Friday, Dec. 10, is Human Rights Day in which millions of people around the world honour the Universal Declaration of Human Rights. Unfortunately, though, there are still millions around the world who do not and cannot enjoy human rights.
On this day, Lieutenant-General Romeo Dallaire, former child soldier Emmanuel Jal and recording artist Shaun Boothe gathered at the University of Toronto’s MacMillan Theatre to promote the newest initiative to eliminate the exploitation of child soldiers all around the world. This movement is called Zero Force
and officially started on Human Rights Day.
What is Zero Force?
Zero Force is a campaign led by Dallaire, who is considered a hero by some for his outstanding peacekeeping work in various parts of Africa, which was then published into a book by Dallaire titled “Shake Hands With Devil” that was later produced into a motion picture. The recipient of the Governor General’s Literary Award announced that his goal for the rest of his life is to eradicate the use of child soldiers.
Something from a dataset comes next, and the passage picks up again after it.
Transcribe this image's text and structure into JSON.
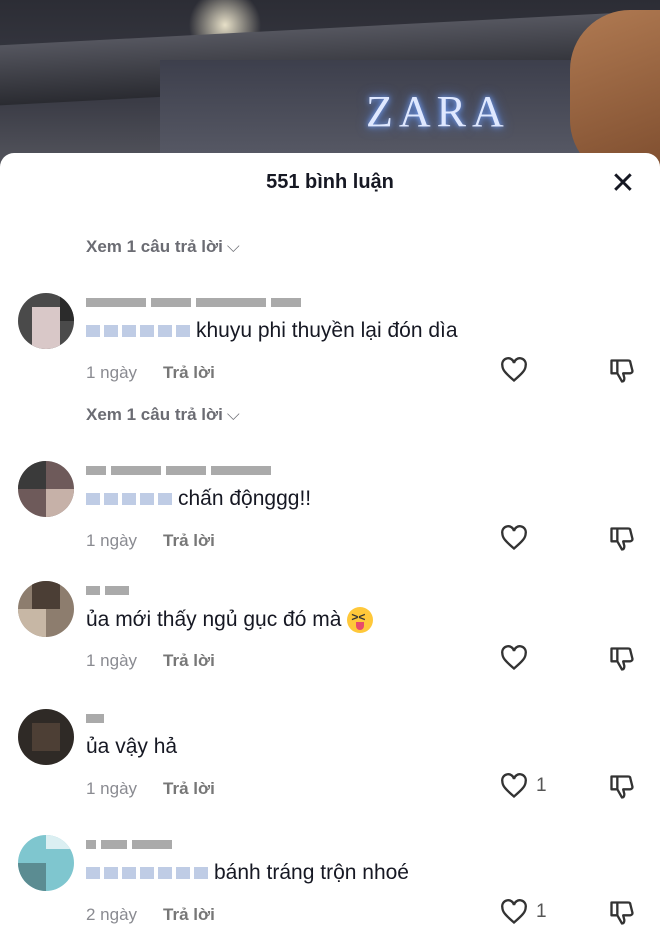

Although there are no official statistics, it is estimated that hundreds of thousands of children between the ages of 8 and 17 are recruited to become soldiers in either government security forces or armed rebel groups.
“Our initial goal is to enlist 25,000 Canadians to join Zero Force, representing one-tenth of the number of child soldiers who exist in the world today,” said L. Gen. Dallaire. “We need to reach this number by Feb. 12, 2011, the International Day Against the Use of Child Soldiers, when I will represent Zero Force at the United Nations and show the world Canadians are looking beyond their own borders by leading the charge to stop the use of child soldiers.”
According to many of the stories presented during Thursday and Friday’s events, child soldiers witness some of the most disturbing experiences that affect them physically, mentally and emotionally.
Children are abducted and forced into these armed groups by means of brainwashing, confinement, slavery, sleep deprivation, starvation, torture, threats and intoxication through drugs and alcohol.
Many children are not forced into these groups, however. As Emmanuel Jal, a former child soldier who started shooting an AK-47 at the age of 8, told Digital Journal
that when you’re poor, hungry and surrounded by violence on a daily basis, you have no choice but to join these groups and no one pressures you into doing it.
Zero Force’s primary principle is: “One child soldier is too many.”
Jal was one of the featured speakers at Friday’s event. The Sudanese international hip-hop sensation provided the audience anecdotes of what he saw, while also delivering three hip-hop performances and spoken word.
The spokesperson for the Make Poverty History campaign, who has also performed in front of such men as Nelson Mandela, fought in both Sudan and Ethiopia as a child soldier. The 2005 winner of the American Gospel Music Award for best international artist recalled his days as a child soldier:
“There was nothing that encouraged us to get recruited,” said Jal, speaking in the backstage area of the Zero Force event. “Most of us that came saw our homes torn down, some of us witnessed our parents killed; there was nothing much to get us angry to join.”
The author of “Warchild” explained that the children were taken to school in Ethiopia and then from thereon they were provided the chance to train as soldiers for the armed factions: “When we were given the chance to own a gun, it was something that we had been waiting for.”
He noted that you were told you can actually play a part in the havoc that overwhelms a village where “your mother gets killed, your home burned down and your sister raped.”
There would be days where the child soldiers would not eat or drink anything for a long period of time. They would try to get their hands on anything, including snakes, rats, snails, hyenas and birds. If it rained overnight, the young boys and girls – young ladies were also recruited as child soldiers and served as sex slaves to the warlords – would put their hands through the grass and lick the water off their hands.
One story that shocked the crowd the most was when he had to make the choice as to whether he should eat his friend and “suffer the moral consequences” or continue to starve and not have the ethical anguish in the future.
Luckily, says Jal, his friend had shot a crow but, unfortunately, the young man died and he was left to eat the crow by himself.
When asked about the Western governments funding Somalia’s Transitional Federal Government (TFG), which uses hundreds of children as young as nine, Jal says you can’t blame governments but rather the corporations because they “have an interest in the place.”
“It’s the responsibility of the state that receives this large funding from these corporations that want to do business with them. They choose to pocket the money and not have any care for building schools or build a system to make everybody equal. That’s why the system is a mess.”
On Feb. 12, Zero Force will hold an event in New York City for the International Day Against the Use of Child Soldiers. The details of the event have not been revealed.
Speakers at Toronto’s event urged the students to post messages on their Facebook accounts condemning the utilization of child soldiers and also publishing tweets stating: “Zero Force is off the hook.” Students were further urged to text "enlist" to "101010."
“They’re screaming every day, in the hundreds of thousands, to be able to be treated as humanly as children and young people as you,” stated Dallaire. “We need you to use every power that you have, which is absolutely extraordinary compared to what we used to have. You have the power of communication. You can communicate with the whole world. You can Skype them. Get together for a few dollars and send them a laptop. You can communicate with them.”